案の定、警察本部から上司に「公共の福祉に反する」云々のクレームがついたが、「市井での密売の実態を伝えることで薬物汚染を未然に防ぐ」として「取材源秘匿の原則」は破らなかった。
しかし、「自称・売人」が私の前にクスリの入ったパケをチラつかせていたら、私はどうしていただろうか…。

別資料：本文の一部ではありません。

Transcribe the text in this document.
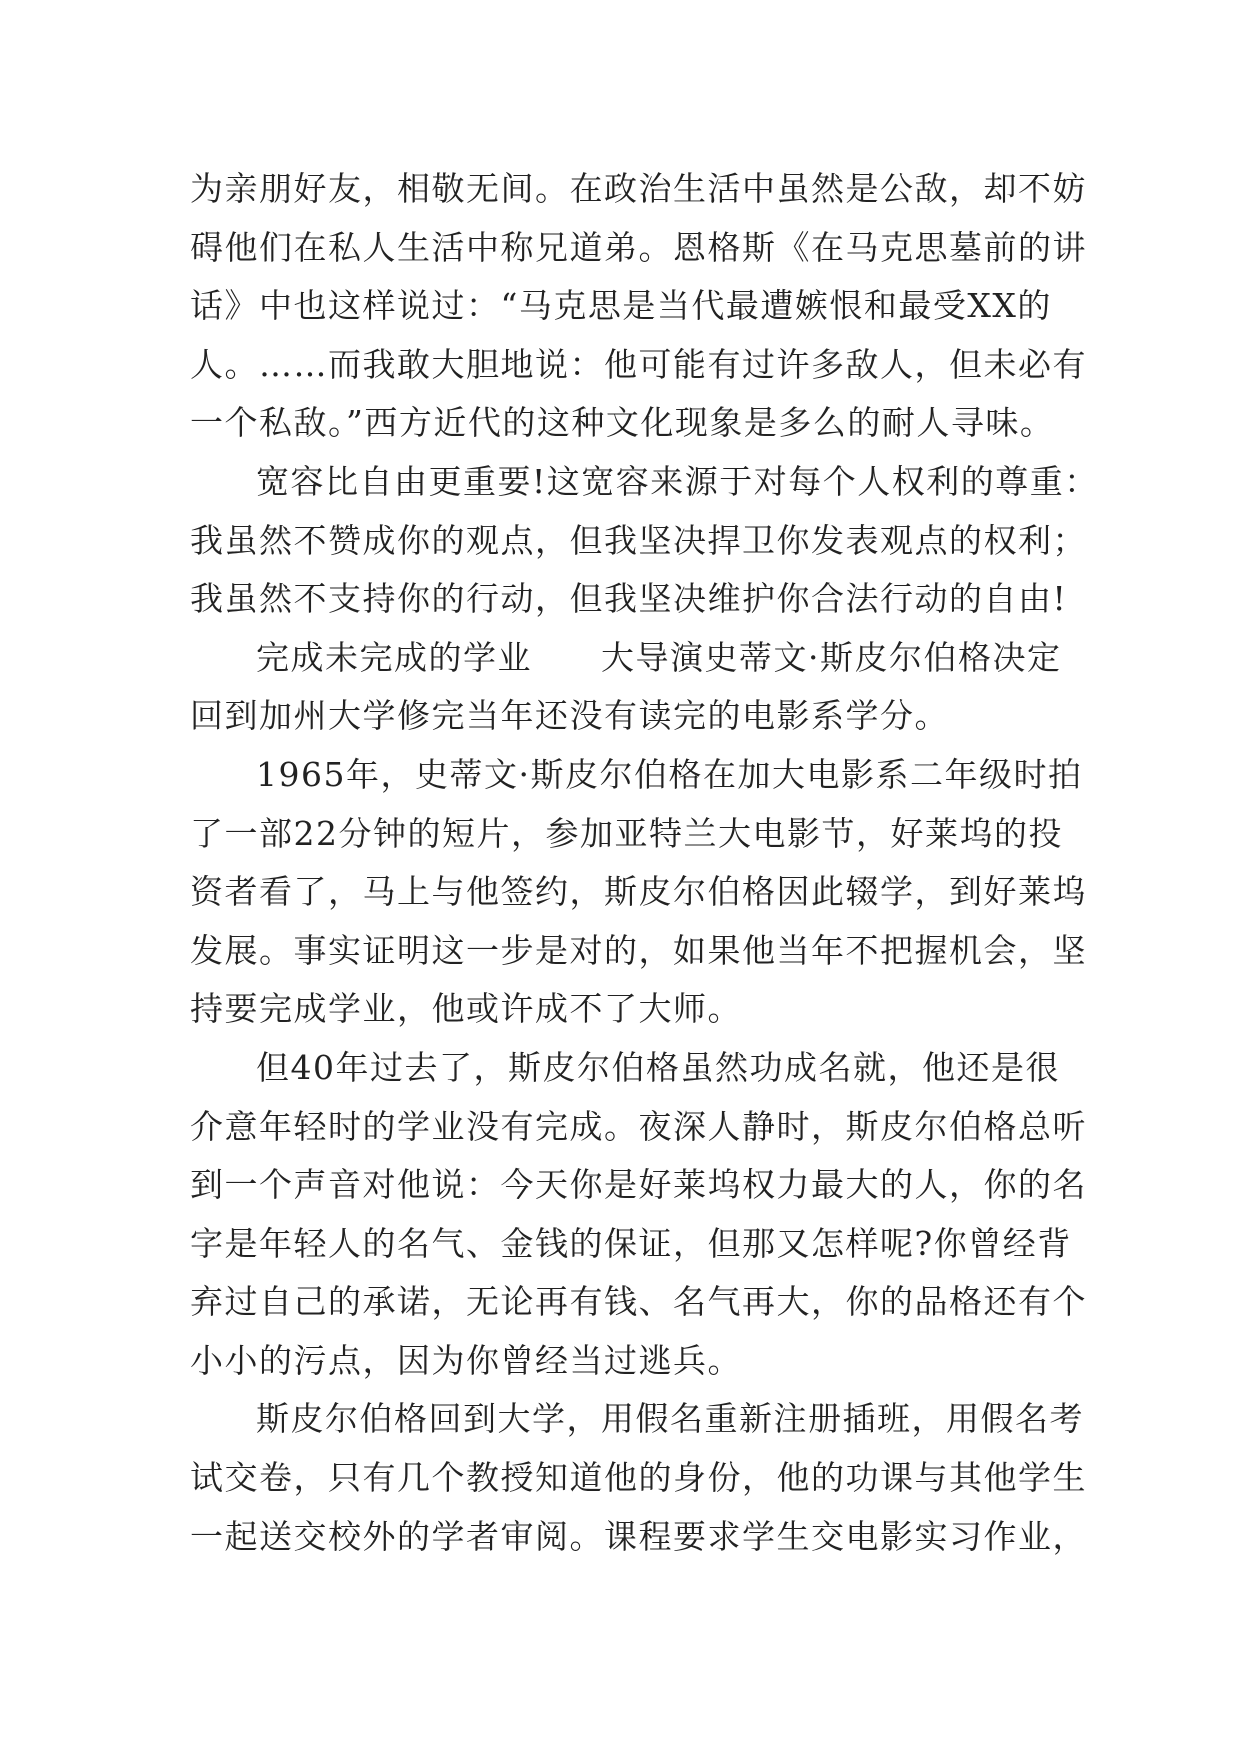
为亲朋好友，相敬无间。在政治生活中虽然是公敌，却不妨
碍他们在私人生活中称兄道弟。恩格斯《在马克思墓前的讲
话》中也这样说过：“马克思是当代最遭嫉恨和最受XX的
人。……而我敢大胆地说：他可能有过许多敌人，但未必有
一个私敌。”西方近代的这种文化现象是多么的耐人寻味。
宽容比自由更重要!这宽容来源于对每个人权利的尊重：
我虽然不赞成你的观点，但我坚决捍卫你发表观点的权利；
我虽然不支持你的行动，但我坚决维护你合法行动的自由!
完成未完成的学业　　大导演史蒂文·斯皮尔伯格决定
回到加州大学修完当年还没有读完的电影系学分。
1965年，史蒂文·斯皮尔伯格在加大电影系二年级时拍
了一部22分钟的短片，参加亚特兰大电影节，好莱坞的投
资者看了，马上与他签约，斯皮尔伯格因此辍学，到好莱坞
发展。事实证明这一步是对的，如果他当年不把握机会，坚
持要完成学业，他或许成不了大师。
但40年过去了，斯皮尔伯格虽然功成名就，他还是很
介意年轻时的学业没有完成。夜深人静时，斯皮尔伯格总听
到一个声音对他说：今天你是好莱坞权力最大的人，你的名
字是年轻人的名气、金钱的保证，但那又怎样呢?你曾经背
弃过自己的承诺，无论再有钱、名气再大，你的品格还有个
小小的污点，因为你曾经当过逃兵。
斯皮尔伯格回到大学，用假名重新注册插班，用假名考
试交卷，只有几个教授知道他的身份，他的功课与其他学生
一起送交校外的学者审阅。课程要求学生交电影实习作业，
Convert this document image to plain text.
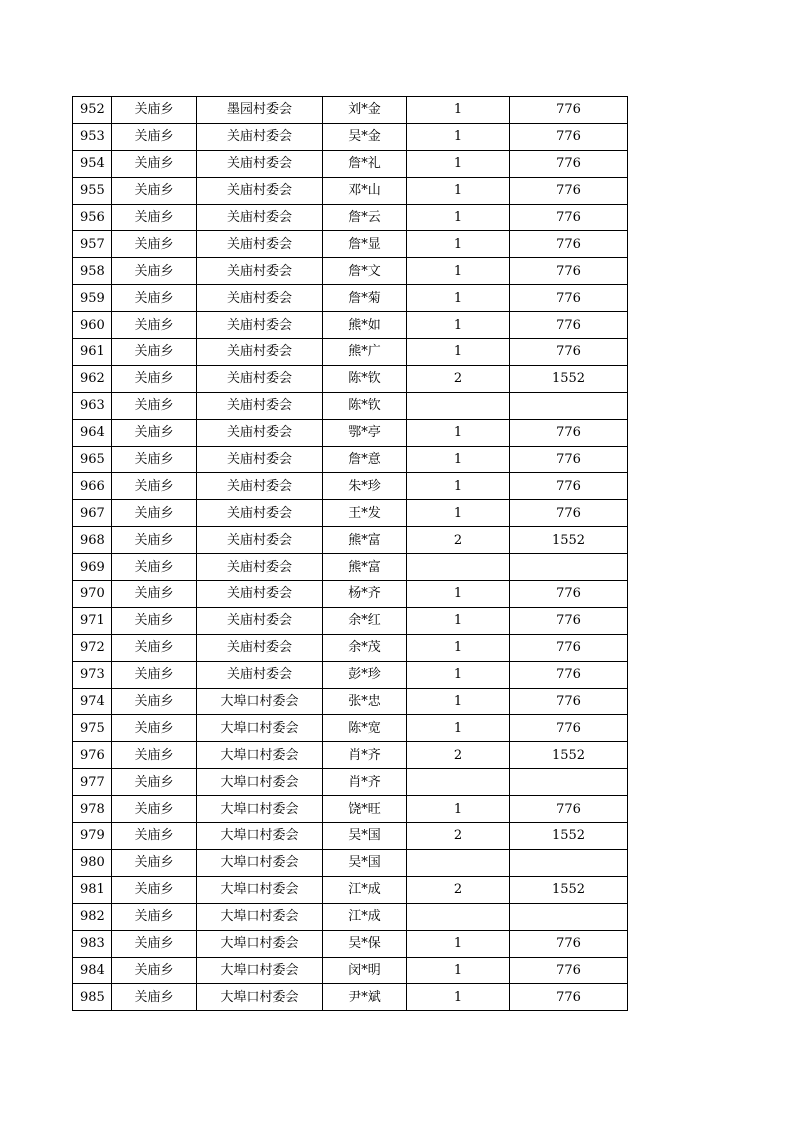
952	关庙乡	墨园村委会	刘*金	1	776
953	关庙乡	关庙村委会	吴*金	1	776
954	关庙乡	关庙村委会	詹*礼	1	776
955	关庙乡	关庙村委会	邓*山	1	776
956	关庙乡	关庙村委会	詹*云	1	776
957	关庙乡	关庙村委会	詹*显	1	776
958	关庙乡	关庙村委会	詹*文	1	776
959	关庙乡	关庙村委会	詹*菊	1	776
960	关庙乡	关庙村委会	熊*如	1	776
961	关庙乡	关庙村委会	熊*广	1	776
962	关庙乡	关庙村委会	陈*钦	2	1552
963	关庙乡	关庙村委会	陈*钦		
964	关庙乡	关庙村委会	鄂*亭	1	776
965	关庙乡	关庙村委会	詹*意	1	776
966	关庙乡	关庙村委会	朱*珍	1	776
967	关庙乡	关庙村委会	王*发	1	776
968	关庙乡	关庙村委会	熊*富	2	1552
969	关庙乡	关庙村委会	熊*富		
970	关庙乡	关庙村委会	杨*齐	1	776
971	关庙乡	关庙村委会	余*红	1	776
972	关庙乡	关庙村委会	余*茂	1	776
973	关庙乡	关庙村委会	彭*珍	1	776
974	关庙乡	大埠口村委会	张*忠	1	776
975	关庙乡	大埠口村委会	陈*宽	1	776
976	关庙乡	大埠口村委会	肖*齐	2	1552
977	关庙乡	大埠口村委会	肖*齐		
978	关庙乡	大埠口村委会	饶*旺	1	776
979	关庙乡	大埠口村委会	吴*国	2	1552
980	关庙乡	大埠口村委会	吴*国		
981	关庙乡	大埠口村委会	江*成	2	1552
982	关庙乡	大埠口村委会	江*成		
983	关庙乡	大埠口村委会	吴*保	1	776
984	关庙乡	大埠口村委会	闵*明	1	776
985	关庙乡	大埠口村委会	尹*斌	1	776
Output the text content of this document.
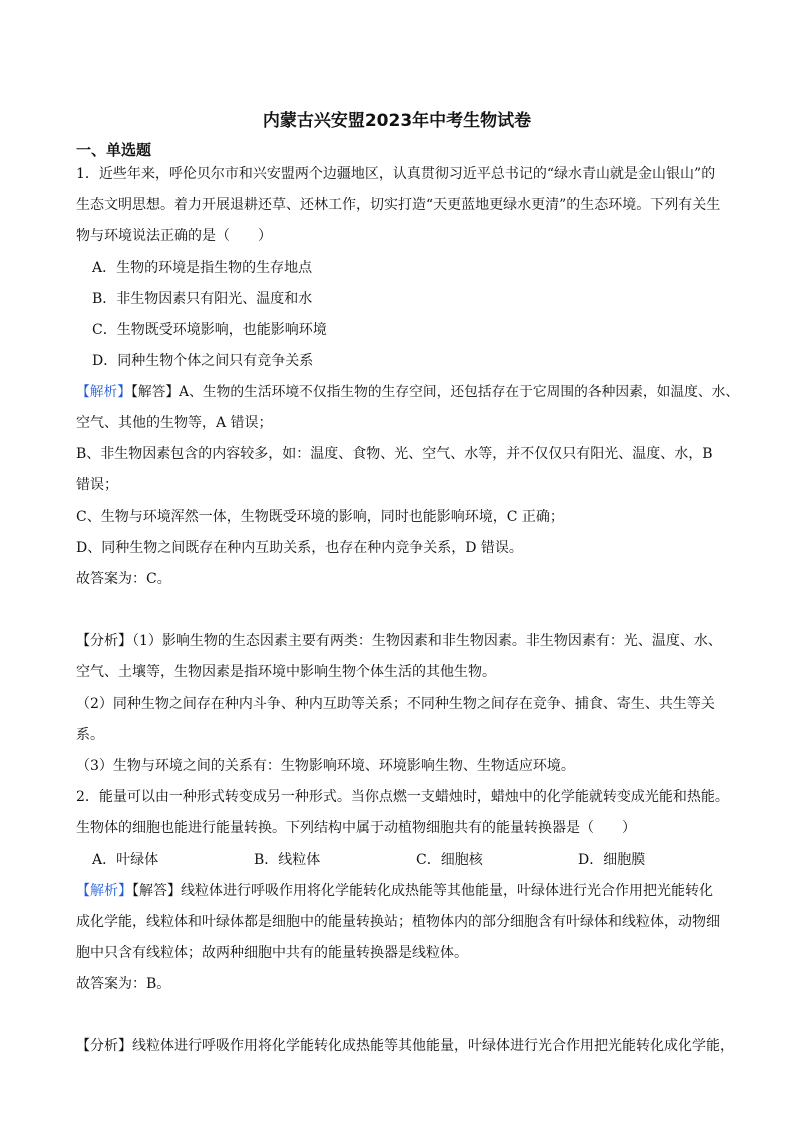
内蒙古兴安盟2023年中考生物试卷
一、单选题
1．近些年来，呼伦贝尔市和兴安盟两个边疆地区，认真贯彻习近平总书记的“绿水青山就是金山银山”的
生态文明思想。着力开展退耕还草、还林工作，切实打造“天更蓝地更绿水更清”的生态环境。下列有关生
物与环境说法正确的是（　　）
A．生物的环境是指生物的生存地点
B．非生物因素只有阳光、温度和水
C．生物既受环境影响，也能影响环境
D．同种生物个体之间只有竞争关系
【解析】【解答】A、生物的生活环境不仅指生物的生存空间，还包括存在于它周围的各种因素，如温度、水、
空气、其他的生物等，A 错误；
B、非生物因素包含的内容较多，如：温度、食物、光、空气、水等，并不仅仅只有阳光、温度、水，B
错误；
C、生物与环境浑然一体，生物既受环境的影响，同时也能影响环境，C 正确；
D、同种生物之间既存在种内互助关系，也存在种内竞争关系，D 错误。
故答案为：C。
【分析】（1）影响生物的生态因素主要有两类：生物因素和非生物因素。非生物因素有：光、温度、水、
空气、土壤等，生物因素是指环境中影响生物个体生活的其他生物。
（2）同种生物之间存在种内斗争、种内互助等关系；不同种生物之间存在竞争、捕食、寄生、共生等关
系。
（3）生物与环境之间的关系有：生物影响环境、环境影响生物、生物适应环境。
2．能量可以由一种形式转变成另一种形式。当你点燃一支蜡烛时，蜡烛中的化学能就转变成光能和热能。
生物体的细胞也能进行能量转换。下列结构中属于动植物细胞共有的能量转换器是（　　）
A．叶绿体	B．线粒体	C．细胞核	D．细胞膜
【解析】【解答】线粒体进行呼吸作用将化学能转化成热能等其他能量，叶绿体进行光合作用把光能转化
成化学能，线粒体和叶绿体都是细胞中的能量转换站；植物体内的部分细胞含有叶绿体和线粒体，动物细
胞中只含有线粒体；故两种细胞中共有的能量转换器是线粒体。
故答案为：B。
【分析】线粒体进行呼吸作用将化学能转化成热能等其他能量，叶绿体进行光合作用把光能转化成化学能，
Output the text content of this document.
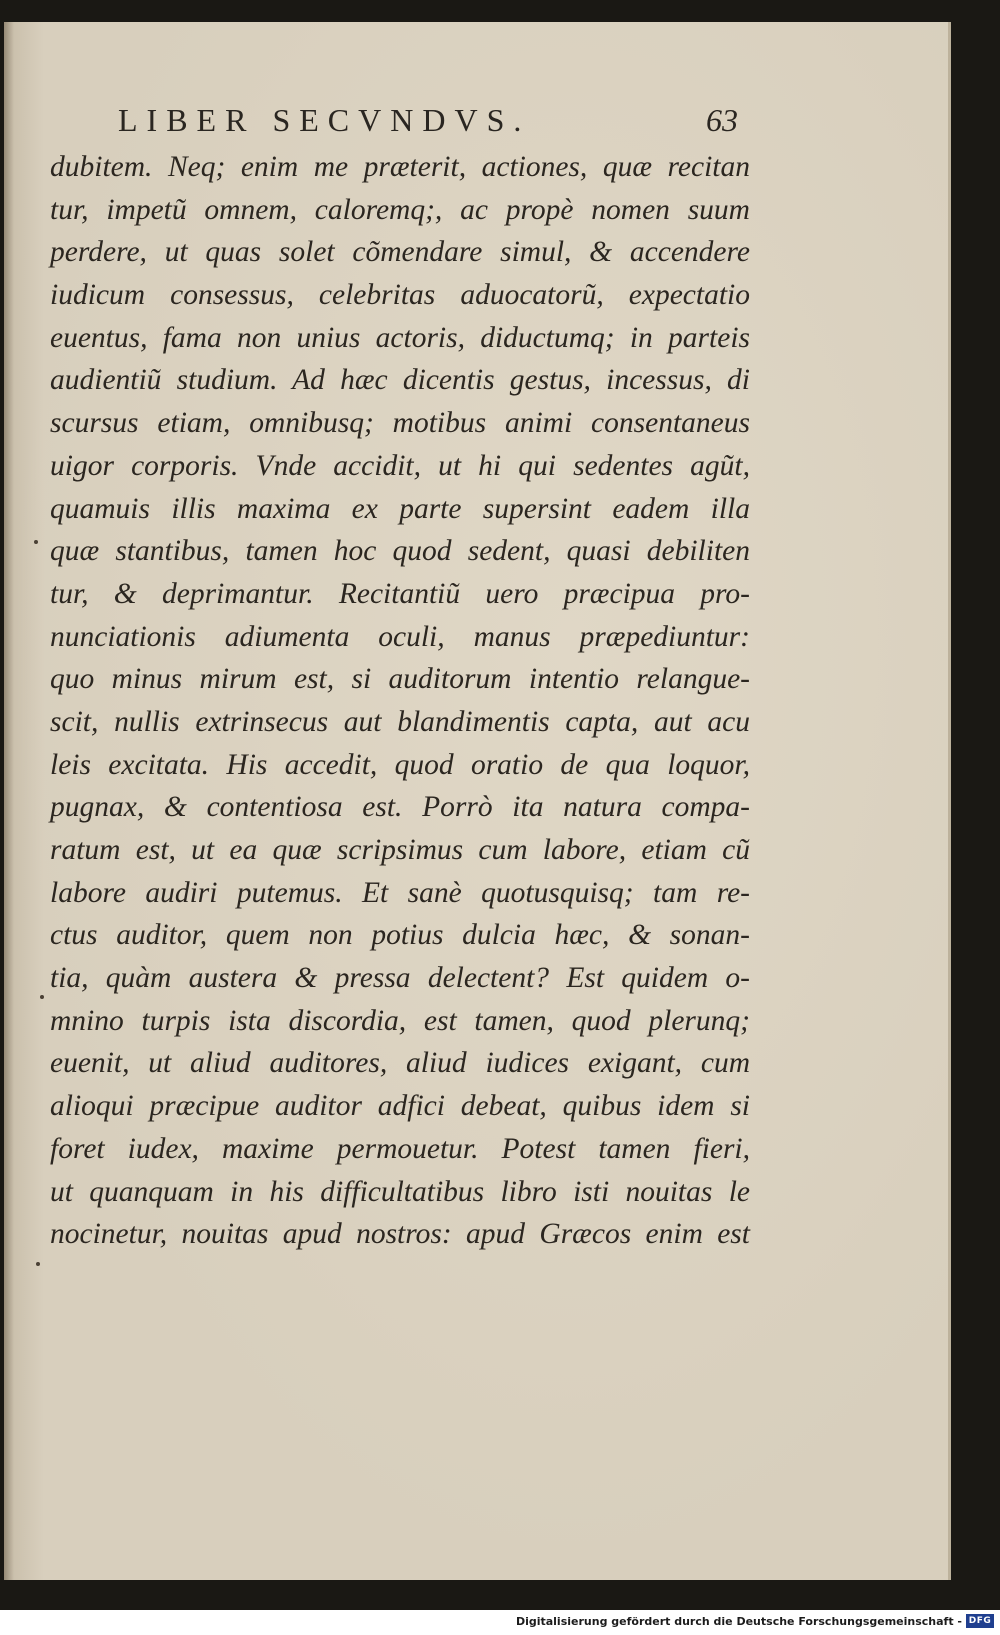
LIBER SECVNDVS.	63
dubitem. Neq; enim me prӕterit, actiones, quӕ recitan
tur, impetũ omnem, caloremq;, ac propè nomen suum
perdere, ut quas solet cõmendare simul, & accendere
iudicum consessus, celebritas aduocatorũ, expectatio
euentus, fama non unius actoris, diductumq; in parteis
audientiũ studium. Ad hӕc dicentis gestus, incessus, di
scursus etiam, omnibusq; motibus animi consentaneus
uigor corporis. Vnde accidit, ut hi qui sedentes agũt,
quamuis illis maxima ex parte supersint eadem illa
quӕ stantibus, tamen hoc quod sedent, quasi debiliten
tur, & deprimantur. Recitantiũ uero prӕcipua pro-
nunciationis adiumenta oculi, manus prӕpediuntur:
quo minus mirum est, si auditorum intentio relangue-
scit, nullis extrinsecus aut blandimentis capta, aut acu
leis excitata. His accedit, quod oratio de qua loquor,
pugnax, & contentiosa est. Porrò ita natura compa-
ratum est, ut ea quӕ scripsimus cum labore, etiam cũ
labore audiri putemus. Et sanè quotusquisq; tam re-
ctus auditor, quem non potius dulcia hӕc, & sonan-
tia, quàm austera & pressa delectent? Est quidem o-
mnino turpis ista discordia, est tamen, quod plerunq;
euenit, ut aliud auditores, aliud iudices exigant, cum
alioqui prӕcipue auditor adfici debeat, quibus idem si
foret iudex, maxime permouetur. Potest tamen fieri,
ut quanquam in his difficultatibus libro isti nouitas le
nocinetur, nouitas apud nostros: apud Grӕcos enim est
Digitalisierung gefördert durch die Deutsche Forschungsgemeinschaft - DFG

豊浜トンネル事故や、阪神大震災後の神戸などでも取材したが、常に得体のしれない罪悪感に苛まれた。自分のやっていることが正義であるという確信が持てない瞬間があった。

中でも忘れられないのはオウム真理教事件の時だ。
私の高校時代の友人A君は、教団に傾倒し、高校を中退して富士山麓へと向かった。
地下鉄サリン事件が発生したのはその7年後のこと。
逡巡を繰り返した末、私はA君を「ネタ」にすることはできないまま、第六サティアンのそばで麻原を乗せた護送車を見送った。
つまるところ、私は「ジャーナリスト」にはなりきれない人間だったのだろう。

「ジャーナリストである前に、人間だろう」

映画での、主人公の先輩記者のセリフである。
人間であるからこそヒューマニズムを発揮できる時もあれば、人間だからこそ間違う時もある。
間違いであったかどうかはすべて、結果からしか判断することはできない。

今作で若い主人公が犯した過ちを笑うことはたやすい。
しかし、返す刀で自分自身を切った時、あなたは過去の自分の取り返しのつかない過ちを笑うことが出来るだろうか。
深く刻まれた「悔恨」という名の癒えぬ傷。
誰もが心の奥にひそかに抱いている青春の痛み…『マイ・バック・ページ』。


…なーんて、独り言が過ぎましたね(^^;
それにしても今作は技術的な部分でも素晴らしい作品です。
まず、画面の距離感。作中人物のすぐそばに自分がたたずんでいるかのような絶妙なポジショニングで最初から最後まで安定感がありました。
時代考証の緻密さは言うに及ばず。照明も手間のかかる作業だったでしょうね。自衛官殺害時の暗さはグッジョブです。あそこは見えなくていいんですよね。
さらにはノイズの貼り方。感嘆しました。
この仕事があるから、アジトに警察官が来たときの演出や、ラストシーンの居酒屋での演出が光るわけです。
マツケンと妻夫木クンの演技合戦(2人とも私が知る限りでは一番いいと思う)もさることながら、中平記者役の古舘寛治さん。いい役者さんですね。他の皆さんも、みんなハマっていて説得力があるというか、役柄を演じる充実感がにじみ出ていました。…中村蒼クンはもう少し勉強して下さいね(小声)。

えーっと、結論です。
30代後半以下の方は干渉不可!今作品は「R35」映画です。